Epistorm Rt-Estimate Collabathon 2024

September 24-26, 2024

The Epistorm Innovation Center hosted the 2024 Epistorm Rt-Estimate Collabathon in Boston, bringing together experts from government, industry, academia, and NGOs to address a critical public health challenge: real-time estimation of epidemic growth rates. The multi-day event, supported by the CDC's CFA Insight Net initiative, focused on enhancing tools for calculating Rt, the reproduction number, which is crucial for epidemic forecasting.

Approximately 50 participants, including representatives from the California Department of Public Health, Biosecurity by Ginkgo, and 12 research centers and universities from the US, Canada, and the UK, gathered to explore solutions to challenges such as low case counts, data inconsistencies, and the development of innovative real-time estimation tools. This collaborative effort aims to advance the field of epidemic modeling, driving progress toward improved preparedness and response to future health crises.

Key Outcomes

Community Building and Collaboration

The collabathon emphasized collaboration over competition, focusing on building a sustainable user and developer community. Next steps include supporting ongoing tool development and expanding the user base.

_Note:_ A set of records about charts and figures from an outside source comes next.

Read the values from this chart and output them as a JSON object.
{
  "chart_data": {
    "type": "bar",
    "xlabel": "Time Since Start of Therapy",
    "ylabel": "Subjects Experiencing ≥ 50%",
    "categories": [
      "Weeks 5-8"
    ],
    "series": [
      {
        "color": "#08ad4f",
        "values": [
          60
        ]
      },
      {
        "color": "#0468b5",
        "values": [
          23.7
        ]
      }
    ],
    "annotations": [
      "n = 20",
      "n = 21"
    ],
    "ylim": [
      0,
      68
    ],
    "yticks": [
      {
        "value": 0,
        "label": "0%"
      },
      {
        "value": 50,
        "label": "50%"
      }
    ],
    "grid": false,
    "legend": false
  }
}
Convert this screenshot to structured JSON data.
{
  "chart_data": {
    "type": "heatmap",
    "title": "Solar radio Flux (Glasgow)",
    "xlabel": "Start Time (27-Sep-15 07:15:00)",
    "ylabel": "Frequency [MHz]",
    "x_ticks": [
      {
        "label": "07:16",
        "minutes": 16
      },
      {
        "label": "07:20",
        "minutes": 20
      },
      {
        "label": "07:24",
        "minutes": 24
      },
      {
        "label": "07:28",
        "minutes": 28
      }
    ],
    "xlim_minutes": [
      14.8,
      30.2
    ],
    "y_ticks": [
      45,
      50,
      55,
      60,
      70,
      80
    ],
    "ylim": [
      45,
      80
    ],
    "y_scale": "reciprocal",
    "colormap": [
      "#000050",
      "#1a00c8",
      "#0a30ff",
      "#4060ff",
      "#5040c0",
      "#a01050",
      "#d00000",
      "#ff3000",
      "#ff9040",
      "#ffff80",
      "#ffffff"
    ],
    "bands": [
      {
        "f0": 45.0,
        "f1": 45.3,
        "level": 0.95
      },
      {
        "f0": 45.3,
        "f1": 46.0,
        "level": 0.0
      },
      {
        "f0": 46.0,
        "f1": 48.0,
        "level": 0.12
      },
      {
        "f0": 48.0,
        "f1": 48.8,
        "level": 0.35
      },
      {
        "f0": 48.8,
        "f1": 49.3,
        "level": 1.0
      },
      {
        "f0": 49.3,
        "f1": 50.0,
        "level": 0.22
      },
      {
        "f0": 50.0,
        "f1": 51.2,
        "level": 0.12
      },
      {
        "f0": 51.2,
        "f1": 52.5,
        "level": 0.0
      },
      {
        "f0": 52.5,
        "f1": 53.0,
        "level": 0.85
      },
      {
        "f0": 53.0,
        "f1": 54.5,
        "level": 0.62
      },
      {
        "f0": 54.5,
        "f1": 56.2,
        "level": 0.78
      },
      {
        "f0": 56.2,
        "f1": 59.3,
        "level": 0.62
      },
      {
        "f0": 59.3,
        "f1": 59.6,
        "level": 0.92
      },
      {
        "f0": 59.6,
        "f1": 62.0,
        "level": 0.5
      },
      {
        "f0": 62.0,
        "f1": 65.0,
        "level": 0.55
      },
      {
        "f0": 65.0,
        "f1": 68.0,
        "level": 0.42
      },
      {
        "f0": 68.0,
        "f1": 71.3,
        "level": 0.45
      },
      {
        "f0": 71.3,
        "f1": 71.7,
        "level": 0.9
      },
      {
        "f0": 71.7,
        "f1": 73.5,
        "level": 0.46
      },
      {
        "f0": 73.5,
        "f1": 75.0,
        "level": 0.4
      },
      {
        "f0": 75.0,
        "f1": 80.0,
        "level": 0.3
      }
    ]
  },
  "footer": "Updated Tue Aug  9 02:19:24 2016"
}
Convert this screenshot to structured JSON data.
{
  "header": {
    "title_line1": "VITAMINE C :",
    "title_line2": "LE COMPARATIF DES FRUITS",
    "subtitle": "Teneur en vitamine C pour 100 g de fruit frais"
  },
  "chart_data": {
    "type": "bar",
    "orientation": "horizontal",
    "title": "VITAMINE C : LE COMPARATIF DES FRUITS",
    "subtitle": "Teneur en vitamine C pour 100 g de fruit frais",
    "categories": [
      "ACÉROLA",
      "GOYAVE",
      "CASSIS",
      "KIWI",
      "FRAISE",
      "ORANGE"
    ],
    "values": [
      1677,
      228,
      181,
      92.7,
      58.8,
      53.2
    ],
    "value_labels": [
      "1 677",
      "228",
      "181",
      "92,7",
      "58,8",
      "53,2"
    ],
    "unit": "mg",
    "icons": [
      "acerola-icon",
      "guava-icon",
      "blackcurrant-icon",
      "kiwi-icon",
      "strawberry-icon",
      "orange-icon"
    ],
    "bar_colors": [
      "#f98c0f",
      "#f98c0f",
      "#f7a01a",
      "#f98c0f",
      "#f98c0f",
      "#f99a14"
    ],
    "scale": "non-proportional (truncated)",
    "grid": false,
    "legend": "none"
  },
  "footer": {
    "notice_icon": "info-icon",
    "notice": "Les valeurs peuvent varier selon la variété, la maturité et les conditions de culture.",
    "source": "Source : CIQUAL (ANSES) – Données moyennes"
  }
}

Evaluation and Standards Roadmap

Participants highlighted the need for standardized input/output formats for better tool comparison and performance evaluation, despite challenges posed by different Rt estimation techniques. A working group was formed to design benchmarks and diagnostic tools for improving method reliability, even in low-data environments.

Tool Innovation

Discussions led to the development of a new software tool, SummRt, which harmonizes and compares different Rt estimation approaches. Brainstorming also generated ideas for a “matchmaker” script to guide users in selecting the best estimation tool and possibly integrating a chatbot for broader accessibility.

Addressing Practical Challenges

Participants identified gaps like noisy data and reporting inconsistencies. A working group focused on leveraging Julia’s computational strengths for high-performance Rt estimation, while another explored hierarchical models and spatial structures to address real-time data challenges.

Future Directions

Participants supported continued collaboration through project-specific channels, regular progress updates, and white papers. They also emphasized the importance of engaging junior researchers and creating accessible training resources to grow the community.